Zoë Buckman: No bleach thick enough

24 January - 7 March 2020 The Box

Pippy Houldsworth Gallery is delighted to present, No bleach thick enough, a new work by Zoë Buckman commissioned for The Box. Running from 24 January to 7 March 2020, this will be the artist’s first solo project in the UK.

 

Buckman’s artistic practice draws on an explicitly feminist perspective, exploring gender, identity and violence. Her multi-disciplinary approach incorporates sculpture, textiles, ceramics and photography as well as large-scale public installations. No bleach thick enough belongs to the artist’s ongoing series entitled Show Me Your Bruises Then. This body of work, comprising text embroidered onto vintage textiles such as dishcloths and table runners, draws on the artist’s own experience to explore gendered violence in the domestic sphere, both physical and psychological.

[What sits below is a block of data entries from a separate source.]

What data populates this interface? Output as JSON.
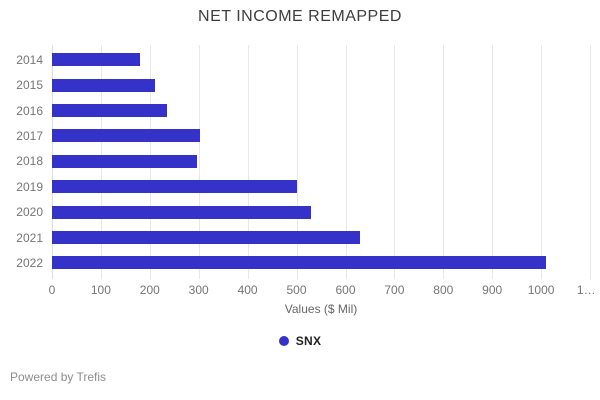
{
  "title": "NET INCOME REMAPPED",
  "chart_data": {
    "type": "bar",
    "orientation": "horizontal",
    "title": "NET INCOME REMAPPED",
    "categories": [
      "2014",
      "2015",
      "2016",
      "2017",
      "2018",
      "2019",
      "2020",
      "2021",
      "2022"
    ],
    "series": [
      {
        "name": "SNX",
        "values": [
          180,
          210,
          235,
          302,
          297,
          500,
          530,
          630,
          1010
        ]
      }
    ],
    "xlabel": "Values ($ Mil)",
    "ylabel": "",
    "xlim": [
      0,
      1100
    ],
    "xticks": {
      "values": [
        0,
        100,
        200,
        300,
        400,
        500,
        600,
        700,
        800,
        900,
        1000,
        1100
      ],
      "labels": [
        "0",
        "100",
        "200",
        "300",
        "400",
        "500",
        "600",
        "700",
        "800",
        "900",
        "1000",
        "1…"
      ]
    },
    "grid": true,
    "legend_position": "bottom",
    "bar_color": "#3532c9"
  },
  "legend": {
    "label": "SNX",
    "dot_color": "#3532c9"
  },
  "footer": {
    "text": "Powered by Trefis"
  },
  "colors": {
    "bar": "#3532c9",
    "title_text": "#3d3d3d",
    "axis_text": "#757575",
    "gridline": "#e8e8e8",
    "zero_line": "#d9ddef",
    "footer_text": "#8d8d8d"
  }
}
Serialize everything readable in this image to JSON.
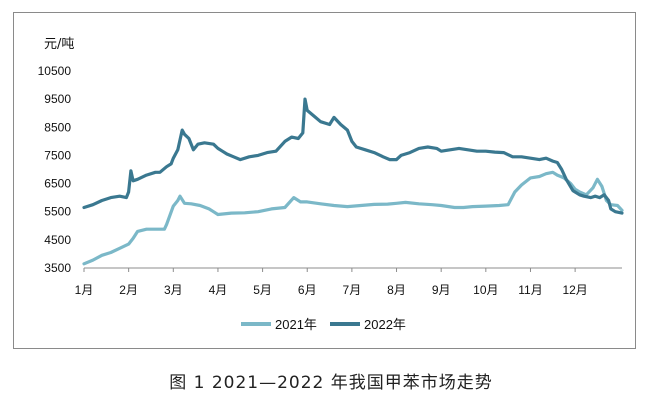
{
  "figure": {
    "caption": "图 1  2021—2022 年我国甲苯市场走势"
  },
  "chart_data": {
    "type": "line",
    "ylabel": "元/吨",
    "ylim": [
      3500,
      10500
    ],
    "yticks": [
      3500,
      4500,
      5500,
      6500,
      7500,
      8500,
      9500,
      10500
    ],
    "x_tick_labels": [
      "1月",
      "2月",
      "3月",
      "4月",
      "5月",
      "6月",
      "7月",
      "8月",
      "9月",
      "10月",
      "11月",
      "12月"
    ],
    "xlim": [
      1,
      13.05
    ],
    "grid": false,
    "legend_position": "bottom-center",
    "series": [
      {
        "name": "2021年",
        "color": "#7bb8c8",
        "points": [
          [
            1.0,
            3650
          ],
          [
            1.2,
            3780
          ],
          [
            1.4,
            3950
          ],
          [
            1.6,
            4050
          ],
          [
            1.8,
            4200
          ],
          [
            2.0,
            4350
          ],
          [
            2.1,
            4550
          ],
          [
            2.2,
            4800
          ],
          [
            2.4,
            4880
          ],
          [
            2.6,
            4880
          ],
          [
            2.8,
            4880
          ],
          [
            2.85,
            5050
          ],
          [
            3.0,
            5700
          ],
          [
            3.1,
            5900
          ],
          [
            3.15,
            6050
          ],
          [
            3.25,
            5800
          ],
          [
            3.4,
            5780
          ],
          [
            3.6,
            5720
          ],
          [
            3.8,
            5600
          ],
          [
            3.9,
            5500
          ],
          [
            4.0,
            5400
          ],
          [
            4.3,
            5450
          ],
          [
            4.6,
            5460
          ],
          [
            4.9,
            5500
          ],
          [
            5.2,
            5600
          ],
          [
            5.5,
            5650
          ],
          [
            5.7,
            6000
          ],
          [
            5.85,
            5850
          ],
          [
            6.0,
            5850
          ],
          [
            6.3,
            5780
          ],
          [
            6.6,
            5720
          ],
          [
            6.9,
            5680
          ],
          [
            7.2,
            5720
          ],
          [
            7.5,
            5760
          ],
          [
            7.8,
            5770
          ],
          [
            8.0,
            5800
          ],
          [
            8.2,
            5830
          ],
          [
            8.5,
            5780
          ],
          [
            8.8,
            5750
          ],
          [
            9.0,
            5720
          ],
          [
            9.3,
            5650
          ],
          [
            9.5,
            5650
          ],
          [
            9.7,
            5680
          ],
          [
            10.0,
            5700
          ],
          [
            10.3,
            5720
          ],
          [
            10.5,
            5750
          ],
          [
            10.65,
            6200
          ],
          [
            10.8,
            6450
          ],
          [
            11.0,
            6700
          ],
          [
            11.2,
            6750
          ],
          [
            11.35,
            6850
          ],
          [
            11.5,
            6900
          ],
          [
            11.6,
            6800
          ],
          [
            11.75,
            6700
          ],
          [
            11.9,
            6500
          ],
          [
            12.0,
            6300
          ],
          [
            12.1,
            6200
          ],
          [
            12.25,
            6100
          ],
          [
            12.4,
            6350
          ],
          [
            12.5,
            6650
          ],
          [
            12.6,
            6400
          ],
          [
            12.7,
            5900
          ],
          [
            12.8,
            5750
          ],
          [
            12.95,
            5720
          ],
          [
            13.05,
            5550
          ]
        ]
      },
      {
        "name": "2022年",
        "color": "#3a7890",
        "points": [
          [
            1.0,
            5650
          ],
          [
            1.2,
            5750
          ],
          [
            1.4,
            5900
          ],
          [
            1.6,
            6000
          ],
          [
            1.8,
            6050
          ],
          [
            1.95,
            6000
          ],
          [
            2.0,
            6200
          ],
          [
            2.05,
            6950
          ],
          [
            2.1,
            6600
          ],
          [
            2.2,
            6650
          ],
          [
            2.4,
            6800
          ],
          [
            2.6,
            6900
          ],
          [
            2.7,
            6900
          ],
          [
            2.85,
            7100
          ],
          [
            2.95,
            7200
          ],
          [
            3.0,
            7400
          ],
          [
            3.1,
            7700
          ],
          [
            3.2,
            8400
          ],
          [
            3.25,
            8250
          ],
          [
            3.35,
            8100
          ],
          [
            3.45,
            7700
          ],
          [
            3.55,
            7900
          ],
          [
            3.7,
            7950
          ],
          [
            3.9,
            7900
          ],
          [
            4.0,
            7750
          ],
          [
            4.1,
            7650
          ],
          [
            4.2,
            7550
          ],
          [
            4.35,
            7450
          ],
          [
            4.5,
            7350
          ],
          [
            4.7,
            7450
          ],
          [
            4.9,
            7500
          ],
          [
            5.1,
            7600
          ],
          [
            5.3,
            7650
          ],
          [
            5.5,
            8000
          ],
          [
            5.65,
            8150
          ],
          [
            5.8,
            8100
          ],
          [
            5.9,
            8300
          ],
          [
            5.95,
            9500
          ],
          [
            6.0,
            9100
          ],
          [
            6.15,
            8900
          ],
          [
            6.3,
            8700
          ],
          [
            6.5,
            8600
          ],
          [
            6.6,
            8850
          ],
          [
            6.75,
            8600
          ],
          [
            6.9,
            8400
          ],
          [
            7.0,
            8000
          ],
          [
            7.1,
            7800
          ],
          [
            7.3,
            7700
          ],
          [
            7.5,
            7600
          ],
          [
            7.7,
            7450
          ],
          [
            7.85,
            7350
          ],
          [
            8.0,
            7350
          ],
          [
            8.1,
            7500
          ],
          [
            8.3,
            7600
          ],
          [
            8.5,
            7750
          ],
          [
            8.7,
            7800
          ],
          [
            8.9,
            7750
          ],
          [
            9.0,
            7650
          ],
          [
            9.2,
            7700
          ],
          [
            9.4,
            7750
          ],
          [
            9.6,
            7700
          ],
          [
            9.8,
            7650
          ],
          [
            10.0,
            7650
          ],
          [
            10.2,
            7620
          ],
          [
            10.4,
            7600
          ],
          [
            10.6,
            7450
          ],
          [
            10.8,
            7450
          ],
          [
            11.0,
            7400
          ],
          [
            11.2,
            7350
          ],
          [
            11.35,
            7400
          ],
          [
            11.5,
            7300
          ],
          [
            11.6,
            7250
          ],
          [
            11.7,
            7000
          ],
          [
            11.8,
            6650
          ],
          [
            11.95,
            6250
          ],
          [
            12.1,
            6100
          ],
          [
            12.2,
            6050
          ],
          [
            12.35,
            6000
          ],
          [
            12.45,
            6050
          ],
          [
            12.55,
            6000
          ],
          [
            12.65,
            6100
          ],
          [
            12.75,
            5900
          ],
          [
            12.8,
            5600
          ],
          [
            12.9,
            5500
          ],
          [
            13.05,
            5450
          ]
        ]
      }
    ]
  }
}
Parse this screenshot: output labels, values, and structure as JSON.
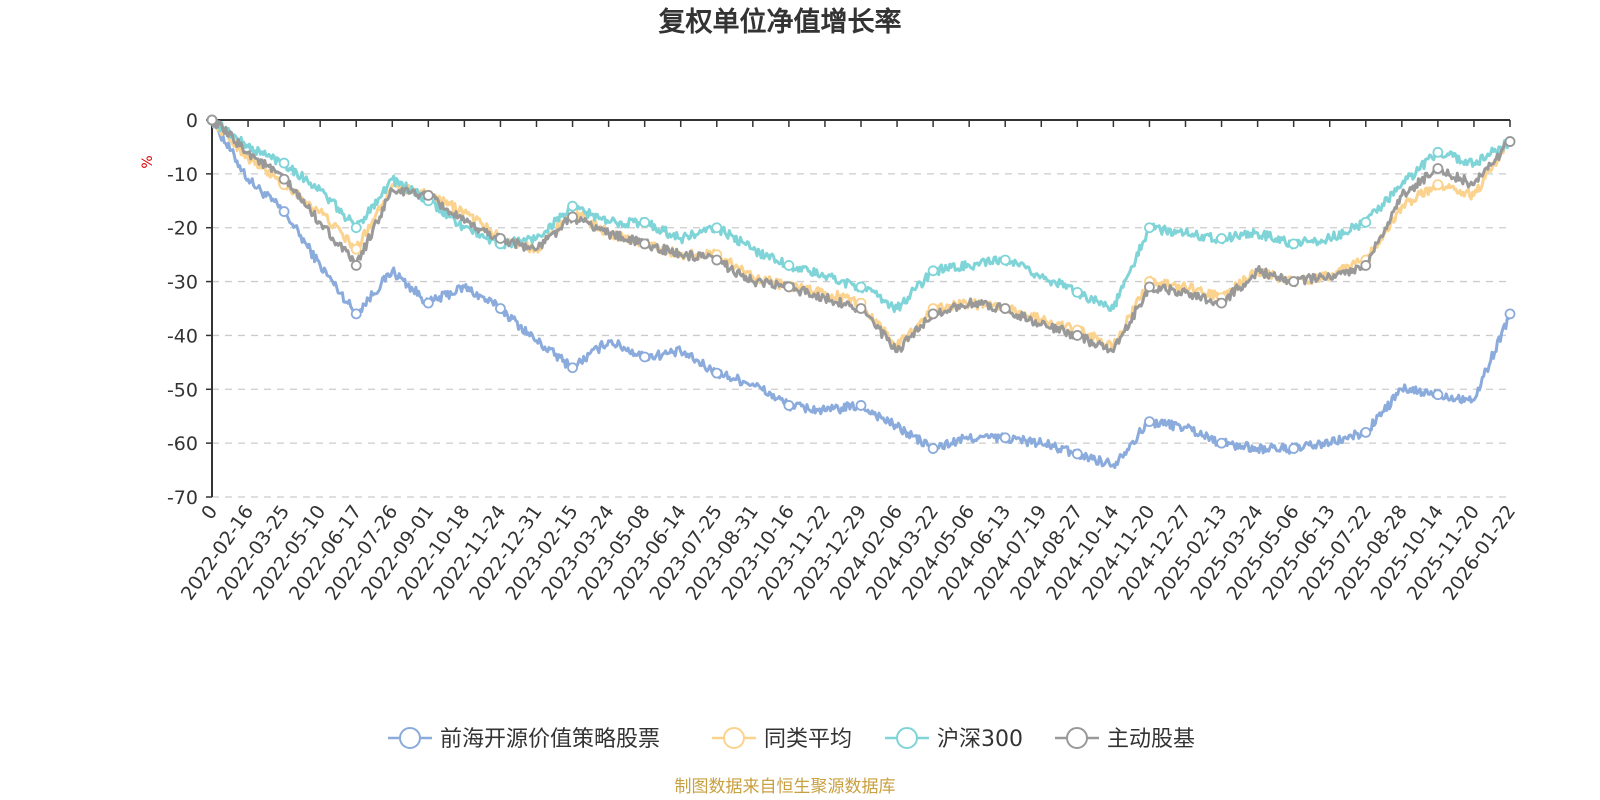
{
  "title": "复权单位净值增长率",
  "source": "制图数据来自恒生聚源数据库",
  "chart_data": {
    "type": "line",
    "title": "复权单位净值增长率",
    "ylabel": "%",
    "ylim": [
      -70,
      0
    ],
    "yticks": [
      0,
      -10,
      -20,
      -30,
      -40,
      -50,
      -60,
      -70
    ],
    "grid": true,
    "legend_position": "bottom-center",
    "x_tick_labels": [
      "0",
      "2022-02-16",
      "2022-03-25",
      "2022-05-10",
      "2022-06-17",
      "2022-07-26",
      "2022-09-01",
      "2022-10-18",
      "2022-11-24",
      "2022-12-31",
      "2023-02-15",
      "2023-03-24",
      "2023-05-08",
      "2023-06-14",
      "2023-07-25",
      "2023-08-31",
      "2023-10-16",
      "2023-11-22",
      "2023-12-29",
      "2024-02-06",
      "2024-03-22",
      "2024-05-06",
      "2024-06-13",
      "2024-07-19",
      "2024-08-27",
      "2024-10-14",
      "2024-11-20",
      "2024-12-27",
      "2025-02-13",
      "2025-03-24",
      "2025-05-06",
      "2025-06-13",
      "2025-07-22",
      "2025-08-28",
      "2025-10-14",
      "2025-11-20",
      "2026-01-22"
    ],
    "series": [
      {
        "name": "前海开源价值策略股票",
        "color": "#8aabdb",
        "values": [
          0,
          -11,
          -17,
          -27,
          -36,
          -28,
          -34,
          -31,
          -35,
          -41,
          -46,
          -41,
          -44,
          -43,
          -47,
          -49,
          -53,
          -54,
          -53,
          -57,
          -61,
          -59,
          -59,
          -60,
          -62,
          -64,
          -56,
          -57,
          -60,
          -61,
          -61,
          -60,
          -58,
          -50,
          -51,
          -52,
          -36
        ]
      },
      {
        "name": "同类平均",
        "color": "#fbd38e",
        "values": [
          0,
          -7,
          -12,
          -17,
          -24,
          -12,
          -14,
          -17,
          -22,
          -24,
          -17,
          -21,
          -23,
          -25,
          -25,
          -29,
          -31,
          -32,
          -34,
          -42,
          -35,
          -34,
          -35,
          -37,
          -39,
          -42,
          -30,
          -31,
          -33,
          -28,
          -30,
          -29,
          -26,
          -16,
          -12,
          -14,
          -4
        ]
      },
      {
        "name": "沪深300",
        "color": "#7fd4d8",
        "values": [
          0,
          -5,
          -8,
          -13,
          -20,
          -11,
          -15,
          -20,
          -23,
          -22,
          -16,
          -19,
          -19,
          -22,
          -20,
          -24,
          -27,
          -29,
          -31,
          -35,
          -28,
          -27,
          -26,
          -29,
          -32,
          -35,
          -20,
          -21,
          -22,
          -21,
          -23,
          -22,
          -19,
          -12,
          -6,
          -8,
          -4
        ]
      },
      {
        "name": "主动股基",
        "color": "#999999",
        "values": [
          0,
          -6,
          -11,
          -19,
          -27,
          -13,
          -14,
          -19,
          -22,
          -24,
          -18,
          -21,
          -23,
          -25,
          -26,
          -30,
          -31,
          -33,
          -35,
          -43,
          -36,
          -34,
          -35,
          -38,
          -40,
          -43,
          -31,
          -32,
          -34,
          -28,
          -30,
          -29,
          -27,
          -14,
          -9,
          -12,
          -4
        ]
      }
    ]
  }
}
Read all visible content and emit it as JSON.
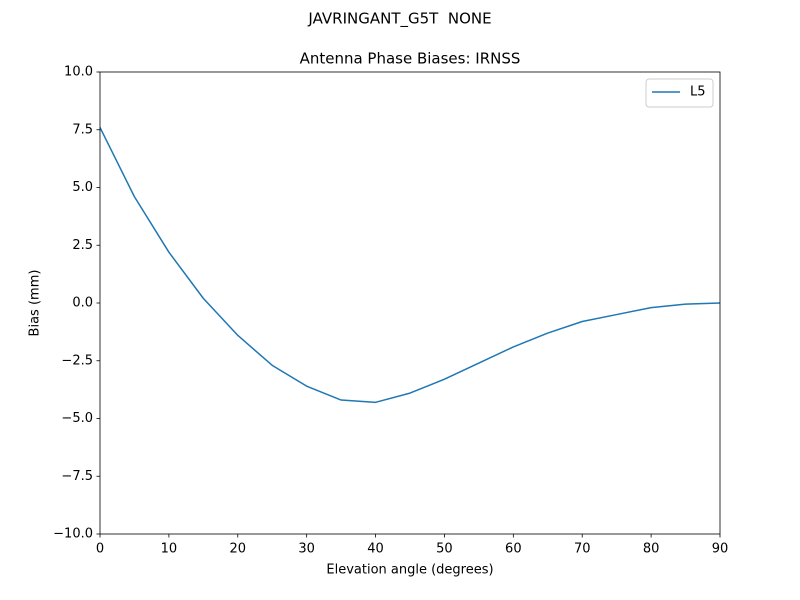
{
  "chart_data": {
    "type": "line",
    "suptitle": "JAVRINGANT_G5T  NONE",
    "title": "Antenna Phase Biases: IRNSS",
    "xlabel": "Elevation angle (degrees)",
    "ylabel": "Bias (mm)",
    "x": [
      0,
      5,
      10,
      15,
      20,
      25,
      30,
      35,
      40,
      45,
      50,
      55,
      60,
      65,
      70,
      75,
      80,
      85,
      90
    ],
    "series": [
      {
        "name": "L5",
        "color": "#1f77b4",
        "values": [
          7.6,
          4.6,
          2.2,
          0.2,
          -1.4,
          -2.7,
          -3.6,
          -4.2,
          -4.3,
          -3.9,
          -3.3,
          -2.6,
          -1.9,
          -1.3,
          -0.8,
          -0.5,
          -0.2,
          -0.05,
          0
        ]
      }
    ],
    "xlim": [
      0,
      90
    ],
    "xticks": [
      0,
      10,
      20,
      30,
      40,
      50,
      60,
      70,
      80,
      90
    ],
    "ylim": [
      -10,
      10
    ],
    "yticks": [
      {
        "value": -10,
        "label": "−10.0"
      },
      {
        "value": -7.5,
        "label": "−7.5"
      },
      {
        "value": -5,
        "label": "−5.0"
      },
      {
        "value": -2.5,
        "label": "−2.5"
      },
      {
        "value": 0,
        "label": "0.0"
      },
      {
        "value": 2.5,
        "label": "2.5"
      },
      {
        "value": 5,
        "label": "5.0"
      },
      {
        "value": 7.5,
        "label": "7.5"
      },
      {
        "value": 10,
        "label": "10.0"
      }
    ],
    "grid": false,
    "legend": "upper right"
  }
}
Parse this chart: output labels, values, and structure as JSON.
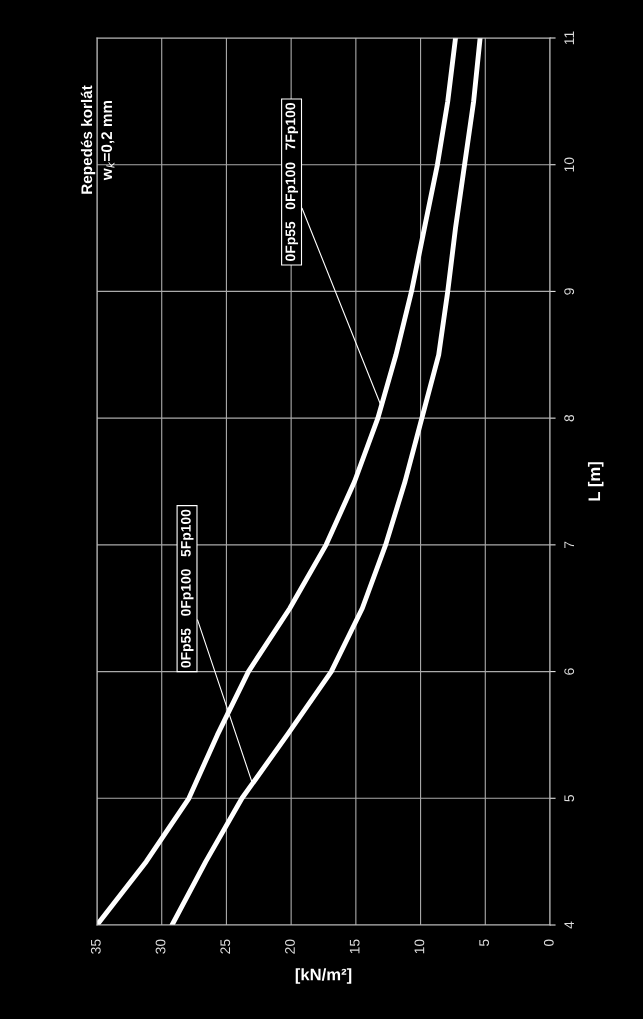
{
  "chart_data": {
    "type": "line",
    "title": "Repedés korlát",
    "subtitle": "w$_{k}$=0,2 mm",
    "xlabel": "[kN/m²]",
    "ylabel": "L [m]",
    "series": [
      {
        "color": "#ffffff",
        "x": [
          35,
          31.2,
          27.9,
          25.7,
          23.3,
          20.1,
          17.3,
          15.1,
          13.3,
          11.9,
          10.7,
          9.7,
          8.7,
          7.9,
          7.3
        ],
        "values": [
          4,
          4.5,
          5,
          5.5,
          6,
          6.5,
          7,
          7.5,
          8,
          8.5,
          9,
          9.5,
          10,
          10.5,
          11
        ]
      },
      {
        "color": "#ffffff",
        "x": [
          29.2,
          26.6,
          23.8,
          20.3,
          16.9,
          14.5,
          12.7,
          11.2,
          9.9,
          8.6,
          7.9,
          7.3,
          6.6,
          5.9,
          5.4
        ],
        "values": [
          4,
          4.5,
          5,
          5.5,
          6,
          6.5,
          7,
          7.5,
          8,
          8.5,
          9,
          9.5,
          10,
          10.5,
          11
        ]
      }
    ],
    "xlim": [
      35,
      0
    ],
    "xticks": [
      35,
      30,
      25,
      20,
      15,
      10,
      5,
      0
    ],
    "ylim": [
      4,
      11
    ],
    "yticks": [
      4,
      5,
      6,
      7,
      8,
      9,
      10,
      11
    ],
    "grid": true,
    "marker": "none",
    "line_style": "solid",
    "annotations": [
      {
        "text": "0Fp55   0Fp100   5Fp100",
        "x": 23.0,
        "y": 5.12
      },
      {
        "text": "0Fp55   0Fp100   7Fp100",
        "x": 13.1,
        "y": 8.11
      }
    ]
  }
}
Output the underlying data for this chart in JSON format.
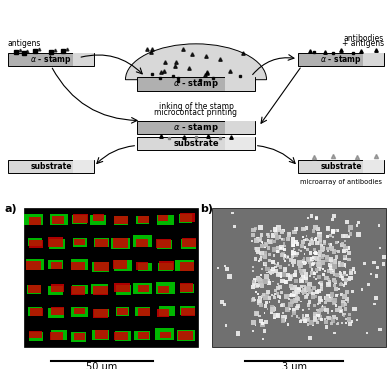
{
  "title": "",
  "fig_width": 3.92,
  "fig_height": 3.69,
  "bg_color": "#ffffff",
  "diagram": {
    "stamp_color": "#b0b0b0",
    "stamp_light": "#d8d8d8",
    "stamp_white": "#f0f0f0",
    "text_color": "#000000",
    "arrow_color": "#000000"
  },
  "panel_a": {
    "label": "a)",
    "scale_bar_text": "50 μm",
    "black_bg": "#000000",
    "green": "#00cc00",
    "red": "#cc0000"
  },
  "panel_b": {
    "label": "b)",
    "scale_bar_text": "3 μm",
    "bg_color": "#808080",
    "spot_color": "#ffffff",
    "dark_bg": "#606060"
  }
}
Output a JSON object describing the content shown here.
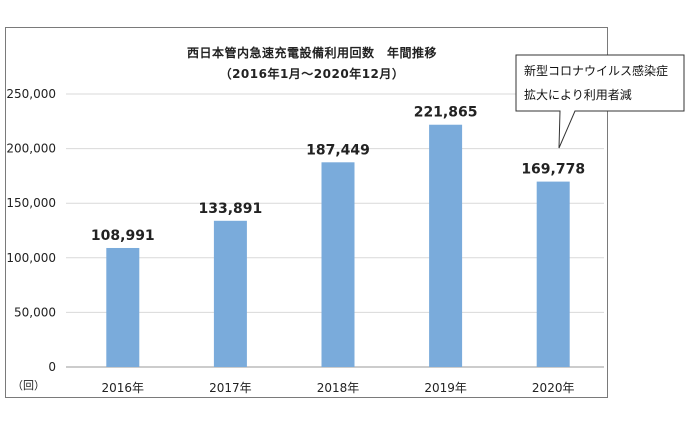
{
  "chart_data": {
    "type": "bar",
    "title": "西日本管内急速充電設備利用回数　年間推移",
    "subtitle": "（2016年1月～2020年12月）",
    "categories": [
      "2016年",
      "2017年",
      "2018年",
      "2019年",
      "2020年"
    ],
    "values": [
      108991,
      133891,
      187449,
      221865,
      169778
    ],
    "data_labels": [
      "108,991",
      "133,891",
      "187,449",
      "221,865",
      "169,778"
    ],
    "y_ticks": [
      "0",
      "50,000",
      "100,000",
      "150,000",
      "200,000",
      "250,000"
    ],
    "y_tick_values": [
      0,
      50000,
      100000,
      150000,
      200000,
      250000
    ],
    "ylim": [
      0,
      250000
    ],
    "unit_label": "（回）",
    "grid": true,
    "bar_color": "#7aabdb",
    "annotation": {
      "line1": "新型コロナウイルス感染症",
      "line2": "拡大により利用者減"
    }
  }
}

Buckman's use of text, intensely personal and often confessional in tone, establishes an intimate and emotionally charged relationship with the viewer. Her words draw on diverse sources, from the lyrics of hip-hop or Keats, to the work of her late mother, the playwright Jennie Buckman, as well as her own writings.

 

In this new work, fragments of text are embroidered onto two vintage handkerchiefs, each suspended within the space of The Box, one slightly obscuring the other: 'but as the pill kicks in', neatly embroidered in black capital letters and 'he was waiting in her kitchen', hand embroidered in loose mohair thread. By choosing textiles traditionally used and decorated by women, the artist makes visible labour that often goes unnoticed. Each vintage piece bears traces of its past, pointing to a history of oppression, but also to the need for, and to the comfort of intergenerational dialogue. Scrunched up in a pocket or tucked into a sleeve, the handkerchiefs recall their intimacy with the body, whilst their function points to the mess of tears and blood, and a desire to mop these up. In contrast, the work’s title alludes to a harsher form of housework, with the image of bleach used to explore the ways in which domestic violence is erased.

 

In the viewing room is also installed a new sculpture, Surely you touched mine. The work comprises two boxing gloves, one covered with white, vintage embroidered linen, the other with a green flowered dish cloth and hand-sewn foliage tumbling downwards. Balanced atop one another, the two are suspended by a heavy industrial chain, coated white. The gloves clasp hands in a gesture of hostility or friendship, reflecting their double function to protect the body and harm their opponent. Bringing together qualities traditionally perceived as conflicting – masculine/feminine, hard/soft, art/craft, decorative/functional – Buckman looks to articulate a space in between. 

 

Zoë Buckman (b. 1985, Hackney, East London) lives and works in New York. She studied photography at the International Center of Photography, New York (2009). Recent solo exhibitions include Fort Gansevoort, New York (2019); Gavlak Gallery, Los Angeles (2018); Project for Empty Space, Newark (2017) and Papillion Art, Los Angeles (2016). Her work has also been included in exhibitions at The Studio Museum in Harlem, New York; Camden Arts Centre, London; The National Museum of African-American History & Culture, Washington, D.C.; The Visual Arts Center of New Jersey; The Centre Regional D’Art Contemporain, Sète; Grunwald Gallery of Art, Indiana; Tarble Arts Center, Charleston; The Children’s Museum of the Arts, New York; Jack Shainman Gallery, New York and Goodman Gallery, Johannesburg. Buckman’s large-scale public art installations include For Freedoms 50 State Initiative, Inaction is Apathy billboard at 21c Museum Hotel Bentonville, Arkansas and Champ at The Standard, Downtown LA with Art Production Fund. Public collections include Baltimore Museum of Art, Baltimore; The Chrysler Museum of Art, Virginia and The Studio Museum in Harlem, New York.